After the branches are relaxed. There may still be the problem of branch distance exceeding ±128MB. e.g. in binary with large text sections or sections placed far away from each other. There are multiple ways to solve this problem, explained below. As to which path we should take depends on what kind of performance we get for each solution.
The user can guarantee this through an option. And a linker option can be provided at the same time to detect any offending uses. Based on our measurements, we expect the hot/split section for most binaries to be smaller than 128MB in total. One data point shows clang, a medium size binary, has 6.36MB and 10.1MB in .text.hot and .text.split respectively.
Linker has range-extension thunks ⚙ D39744 [LLD][ELF][AArch64] Add support for AArch64 range extension thunks. which creates a thunk to extend the branch distance of unconditional branch and branch and link instructions.
While this should fix the 128MB limitation, it has 2 problems.
It introduces 3 additional instructions. This can negatively impact the performance gain we get with MFS.
adrp x16, #268435456 add x16, x16, #288 br x16
Range extension thunks clobber x16 (and in theory are allowed to clobber x17). So we’d need to ensure that x16 and x17 are not used in the function or avoid MFS if they are used. This can be done by scanning the function for x16 and x17 uses.
We could also create multiple hot split sections and ask the linker to place them next to each other. Each hot/split section group does not exceed 128MB in size. As a base case, we can divide every module into a hot and split section. This could create a lot of fragmentation and not get the benefit of MFS. To improve upon this, we can ask the linker to put multiple modules into a group and create hot and split sections for the group.
Inline assembly by user may be unable to relax. The user should not make any assumptions regarding where the source and target basic blocks are placed.
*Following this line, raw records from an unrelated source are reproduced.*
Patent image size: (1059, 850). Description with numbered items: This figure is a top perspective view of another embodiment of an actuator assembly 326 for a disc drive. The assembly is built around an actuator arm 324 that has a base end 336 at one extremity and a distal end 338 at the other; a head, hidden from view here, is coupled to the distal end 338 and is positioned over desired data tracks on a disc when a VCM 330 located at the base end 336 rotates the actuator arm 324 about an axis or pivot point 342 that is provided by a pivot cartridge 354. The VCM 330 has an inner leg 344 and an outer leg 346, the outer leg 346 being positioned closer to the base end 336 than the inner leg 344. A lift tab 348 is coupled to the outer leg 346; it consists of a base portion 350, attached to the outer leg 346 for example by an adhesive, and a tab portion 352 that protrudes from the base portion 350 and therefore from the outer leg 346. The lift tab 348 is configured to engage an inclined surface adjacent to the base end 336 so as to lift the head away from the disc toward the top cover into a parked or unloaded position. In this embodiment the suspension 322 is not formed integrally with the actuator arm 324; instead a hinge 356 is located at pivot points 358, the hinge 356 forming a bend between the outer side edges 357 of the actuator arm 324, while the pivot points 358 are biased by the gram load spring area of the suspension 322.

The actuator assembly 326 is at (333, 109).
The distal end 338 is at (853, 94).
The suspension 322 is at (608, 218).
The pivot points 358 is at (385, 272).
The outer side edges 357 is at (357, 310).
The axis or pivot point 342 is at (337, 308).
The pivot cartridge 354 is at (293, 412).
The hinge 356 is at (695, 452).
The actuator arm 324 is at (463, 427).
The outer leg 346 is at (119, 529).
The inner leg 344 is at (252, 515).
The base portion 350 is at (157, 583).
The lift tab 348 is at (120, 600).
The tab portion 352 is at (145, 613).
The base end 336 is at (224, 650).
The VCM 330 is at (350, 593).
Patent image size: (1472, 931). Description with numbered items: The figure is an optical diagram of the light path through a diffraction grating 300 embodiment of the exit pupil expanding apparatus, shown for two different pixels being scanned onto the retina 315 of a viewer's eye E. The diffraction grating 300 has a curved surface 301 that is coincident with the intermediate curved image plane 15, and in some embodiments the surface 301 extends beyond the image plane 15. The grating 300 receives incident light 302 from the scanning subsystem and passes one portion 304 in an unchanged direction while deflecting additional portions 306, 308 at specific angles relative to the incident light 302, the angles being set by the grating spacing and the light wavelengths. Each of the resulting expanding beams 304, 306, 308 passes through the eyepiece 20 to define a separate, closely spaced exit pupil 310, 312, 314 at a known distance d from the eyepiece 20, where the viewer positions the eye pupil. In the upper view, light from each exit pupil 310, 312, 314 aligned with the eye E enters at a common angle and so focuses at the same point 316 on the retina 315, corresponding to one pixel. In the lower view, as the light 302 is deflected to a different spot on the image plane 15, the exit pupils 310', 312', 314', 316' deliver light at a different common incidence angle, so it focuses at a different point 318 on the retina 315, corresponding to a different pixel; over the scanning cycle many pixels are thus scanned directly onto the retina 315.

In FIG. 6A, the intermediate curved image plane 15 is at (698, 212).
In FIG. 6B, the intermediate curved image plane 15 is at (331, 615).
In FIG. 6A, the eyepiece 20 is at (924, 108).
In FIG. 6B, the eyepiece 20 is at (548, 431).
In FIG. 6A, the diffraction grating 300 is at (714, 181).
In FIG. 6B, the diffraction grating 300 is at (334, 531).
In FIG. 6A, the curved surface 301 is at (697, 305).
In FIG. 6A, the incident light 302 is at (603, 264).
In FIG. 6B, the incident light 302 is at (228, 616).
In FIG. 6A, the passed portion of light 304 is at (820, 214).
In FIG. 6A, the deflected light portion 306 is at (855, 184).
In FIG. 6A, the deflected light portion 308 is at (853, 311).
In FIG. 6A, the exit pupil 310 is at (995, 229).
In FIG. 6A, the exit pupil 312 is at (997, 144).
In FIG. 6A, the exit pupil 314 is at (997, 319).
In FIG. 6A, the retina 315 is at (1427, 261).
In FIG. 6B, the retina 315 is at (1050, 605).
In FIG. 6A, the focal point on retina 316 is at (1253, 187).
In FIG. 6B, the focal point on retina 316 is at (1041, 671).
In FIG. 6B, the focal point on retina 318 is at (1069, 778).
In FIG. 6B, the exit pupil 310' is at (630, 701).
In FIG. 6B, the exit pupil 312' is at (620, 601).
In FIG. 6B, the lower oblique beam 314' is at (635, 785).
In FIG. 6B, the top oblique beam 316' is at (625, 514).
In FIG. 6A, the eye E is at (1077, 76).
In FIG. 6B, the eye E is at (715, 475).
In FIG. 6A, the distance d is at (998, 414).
We plan to issue a warning to the user when a basic block in the function is the target of inline assembly. This allows the user to relate downstream linker error with this issue and fix the code. A more conservative user may also promote this error to a failure.
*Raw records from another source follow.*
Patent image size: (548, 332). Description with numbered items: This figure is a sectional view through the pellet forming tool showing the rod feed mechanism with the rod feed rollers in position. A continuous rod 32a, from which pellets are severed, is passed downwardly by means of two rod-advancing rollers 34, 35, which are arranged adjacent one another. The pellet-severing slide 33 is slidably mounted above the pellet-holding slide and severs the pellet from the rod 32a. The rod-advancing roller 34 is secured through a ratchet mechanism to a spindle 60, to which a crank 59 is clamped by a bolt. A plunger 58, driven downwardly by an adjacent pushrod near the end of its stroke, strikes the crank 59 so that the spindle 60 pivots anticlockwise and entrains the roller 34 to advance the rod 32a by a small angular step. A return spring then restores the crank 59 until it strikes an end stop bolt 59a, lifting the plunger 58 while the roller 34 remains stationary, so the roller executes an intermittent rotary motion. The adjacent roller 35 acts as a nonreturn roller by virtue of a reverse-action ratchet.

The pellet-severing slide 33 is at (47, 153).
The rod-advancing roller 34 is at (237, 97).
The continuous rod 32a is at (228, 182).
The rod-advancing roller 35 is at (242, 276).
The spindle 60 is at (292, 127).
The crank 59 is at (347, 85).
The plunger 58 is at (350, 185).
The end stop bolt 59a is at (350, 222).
It’s known that jump table does not work well with MFS right now. We can have a check to disallow jump table and MFS at the same time.
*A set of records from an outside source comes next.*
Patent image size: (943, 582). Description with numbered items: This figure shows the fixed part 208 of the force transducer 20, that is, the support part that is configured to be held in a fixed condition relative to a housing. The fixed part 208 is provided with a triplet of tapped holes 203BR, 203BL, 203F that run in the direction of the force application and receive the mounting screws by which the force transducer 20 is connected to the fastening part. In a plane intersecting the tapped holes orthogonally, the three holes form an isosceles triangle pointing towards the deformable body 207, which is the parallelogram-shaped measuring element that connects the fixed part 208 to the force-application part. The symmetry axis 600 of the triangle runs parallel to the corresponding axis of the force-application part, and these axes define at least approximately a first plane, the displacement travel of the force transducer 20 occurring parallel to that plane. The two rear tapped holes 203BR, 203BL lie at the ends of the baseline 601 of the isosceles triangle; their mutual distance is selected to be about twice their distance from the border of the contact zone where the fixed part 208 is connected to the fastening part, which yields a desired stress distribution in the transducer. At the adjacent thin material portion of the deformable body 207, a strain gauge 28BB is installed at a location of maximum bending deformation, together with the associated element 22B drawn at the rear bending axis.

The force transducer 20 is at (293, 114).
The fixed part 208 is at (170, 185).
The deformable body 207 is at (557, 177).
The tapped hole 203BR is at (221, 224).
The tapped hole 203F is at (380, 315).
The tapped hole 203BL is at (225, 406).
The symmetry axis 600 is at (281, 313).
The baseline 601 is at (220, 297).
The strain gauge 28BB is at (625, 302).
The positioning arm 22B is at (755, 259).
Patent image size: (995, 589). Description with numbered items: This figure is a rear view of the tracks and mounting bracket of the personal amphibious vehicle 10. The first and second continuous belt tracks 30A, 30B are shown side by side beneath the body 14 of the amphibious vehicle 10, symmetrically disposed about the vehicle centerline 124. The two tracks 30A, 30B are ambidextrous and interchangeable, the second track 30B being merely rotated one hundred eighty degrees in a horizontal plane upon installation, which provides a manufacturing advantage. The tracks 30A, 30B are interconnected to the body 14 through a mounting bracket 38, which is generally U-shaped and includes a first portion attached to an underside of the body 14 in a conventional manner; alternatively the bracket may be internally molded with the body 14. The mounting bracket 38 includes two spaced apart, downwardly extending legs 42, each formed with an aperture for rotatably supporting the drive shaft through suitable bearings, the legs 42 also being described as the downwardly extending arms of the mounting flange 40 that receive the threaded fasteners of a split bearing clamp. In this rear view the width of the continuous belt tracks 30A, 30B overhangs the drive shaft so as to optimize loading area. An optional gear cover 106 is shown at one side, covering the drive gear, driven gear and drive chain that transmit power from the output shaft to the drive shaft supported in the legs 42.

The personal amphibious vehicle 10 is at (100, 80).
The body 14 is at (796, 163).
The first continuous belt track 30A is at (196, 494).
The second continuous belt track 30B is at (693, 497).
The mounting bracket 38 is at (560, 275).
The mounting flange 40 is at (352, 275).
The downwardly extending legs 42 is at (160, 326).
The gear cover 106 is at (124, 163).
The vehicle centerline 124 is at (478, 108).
Branch relaxation runs iteratively till all branches that need to be relaxed are relaxed. Introducing cross-section branch relaxation makes the number of branches that need to be relaxed significantly more than before and also potentially increases the number of iterations. This leads to worse compilation time. With -ftime-report, we see time spent in the branch relaxation pass increases by 37% when compiling a large C++ file. However, the impact on overall compilation time is limited as the relaxation pass only takes a small fraction of the total compilation time.
In case this becomes a problem, we propose to do a first round of cross-section relaxation (without iteration) before running same-section relaxation. The ones relaxed due to cross section are not going to be relaxed again.